Capela Santa Maria das Vitórias

Missa no rito romano tradicional em Anápolis

Art. 3 – Se os nomes essenciais, como o de Deus, se predicam das três Pessoas no singular ou plural.

(I Sent., dist. IX, q. 1, art. 2).

O terceiro discute-se assim. – Parece que os nomes essenciais, como o de Deus, não se pre­dicam das três Pessoas, no singular, mas no plural.

1. – Pois, assim como homem significa o que tem humanidade, assim Deus, o que tem a divindade. Ora, as três Pessoas têm todas as três a divindade. Logo, as três Pessoas são três Deuses.

2. Demais. – Diz a Escritura (Gn 1, 1): No princi­pio criou Deus o céu e a terra, estando no texto hebraico Elohim, que se pode interpretar como deuses ou juízes. O que assim é dito, por causa da pluralidade das Pessoas. Logo, as três Pes­soas são vários deuses e não um só Deus.

3. Demais. – O vocábulo coisa, empregado em sentido absoluto, parece significar a substân­cia. Ora, esse vocábulo se predica no plural, das três Pessoas. Assim, diz Agostinho: As coisas de que devemos gozar são o Padre, o Filho e o Espírito Santo1. Logo, também os outros nomes essenciais podem predicar-se no plural, das três Pessoas.

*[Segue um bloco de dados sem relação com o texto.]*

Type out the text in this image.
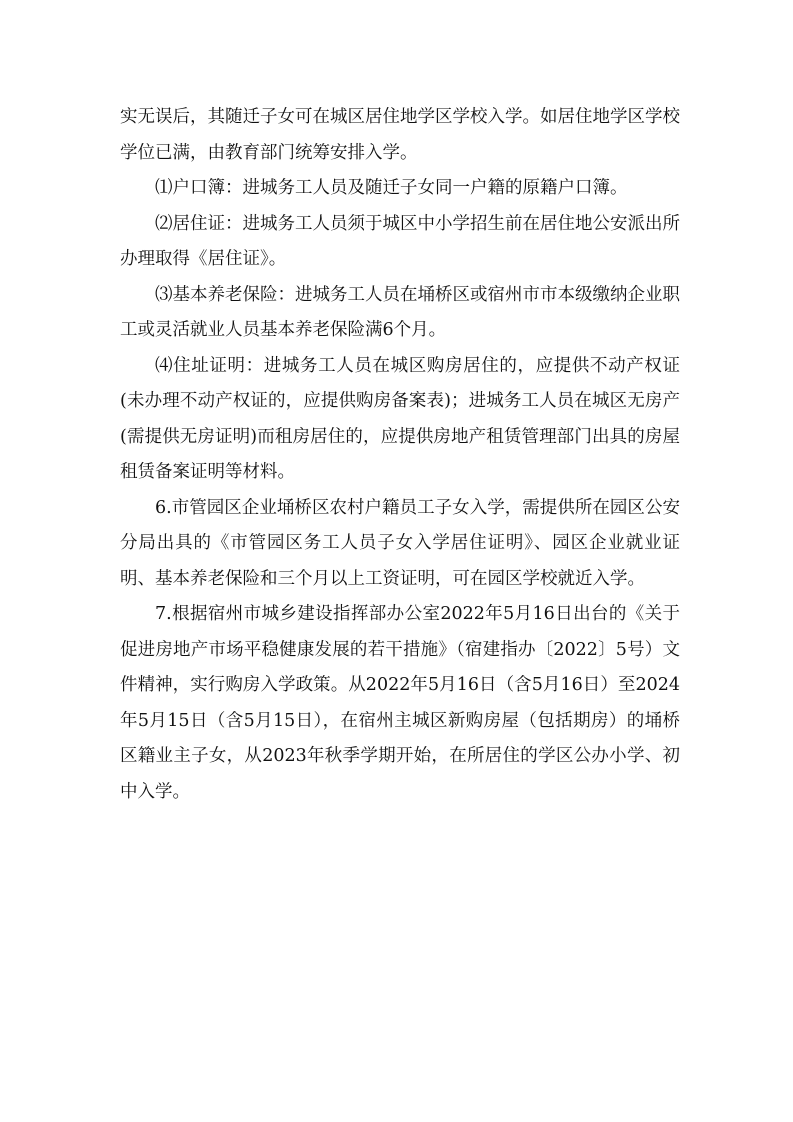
实无误后，其随迁子女可在城区居住地学区学校入学。如居住地学区学校学位已满，由教育部门统筹安排入学。

⑴户口簿：进城务工人员及随迁子女同一户籍的原籍户口簿。

⑵居住证：进城务工人员须于城区中小学招生前在居住地公安派出所办理取得《居住证》。

⑶基本养老保险：进城务工人员在埇桥区或宿州市市本级缴纳企业职工或灵活就业人员基本养老保险满6个月。

⑷住址证明：进城务工人员在城区购房居住的，应提供不动产权证(未办理不动产权证的，应提供购房备案表)；进城务工人员在城区无房产(需提供无房证明)而租房居住的，应提供房地产租赁管理部门出具的房屋租赁备案证明等材料。

6.市管园区企业埇桥区农村户籍员工子女入学，需提供所在园区公安分局出具的《市管园区务工人员子女入学居住证明》、园区企业就业证明、基本养老保险和三个月以上工资证明，可在园区学校就近入学。

7.根据宿州市城乡建设指挥部办公室2022年5月16日出台的《关于促进房地产市场平稳健康发展的若干措施》（宿建指办〔2022〕5号）文件精神，实行购房入学政策。从2022年5月16日（含5月16日）至2024年5月15日（含5月15日），在宿州主城区新购房屋（包括期房）的埇桥区籍业主子女，从2023年秋季学期开始，在所居住的学区公办小学、初中入学。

4. Demais. – Assim como Deus significa o que tem a divindade, assim Pessoa significa que subsiste em alguma natureza intelectual. Ora, dizemos três Pessoas. Logo, pela mesma razão, podemos dizer três Deuses.

Mas, em contrário, a Escritura (Dt 6, 4): Ouve Israel, o Senhor nosso Deus é o único Senhor.

SOLUÇÃO – Dos nomes essenciais, uns ex­primem a essência, substantivamente, outros, porém, adjetivamente. Os primeiros predicam-­se das três Pessoas só no singular e não no plural; porém os segundos dos três se predicam no plural.

E a razão é que os nomes substantivos significam a substância de uma coisa; porém os adjetivos, o acidente, inerente ao sujeito. Ora, a substância, tendo o ser por si, também por si tem a unidade ou a multiplicidade; e por isso, a singularidade ou a pluralidade do nome subs­tantivo é considerada em relação à forma signi­ficada pelo nome. Os acidentes, porém, existindo num sujeito, também deste recebem a unidade ou a multiplicidade. Por isso, nos adjetivos, consideram-se a singularidade e a pluralidade relativamente aos supostos.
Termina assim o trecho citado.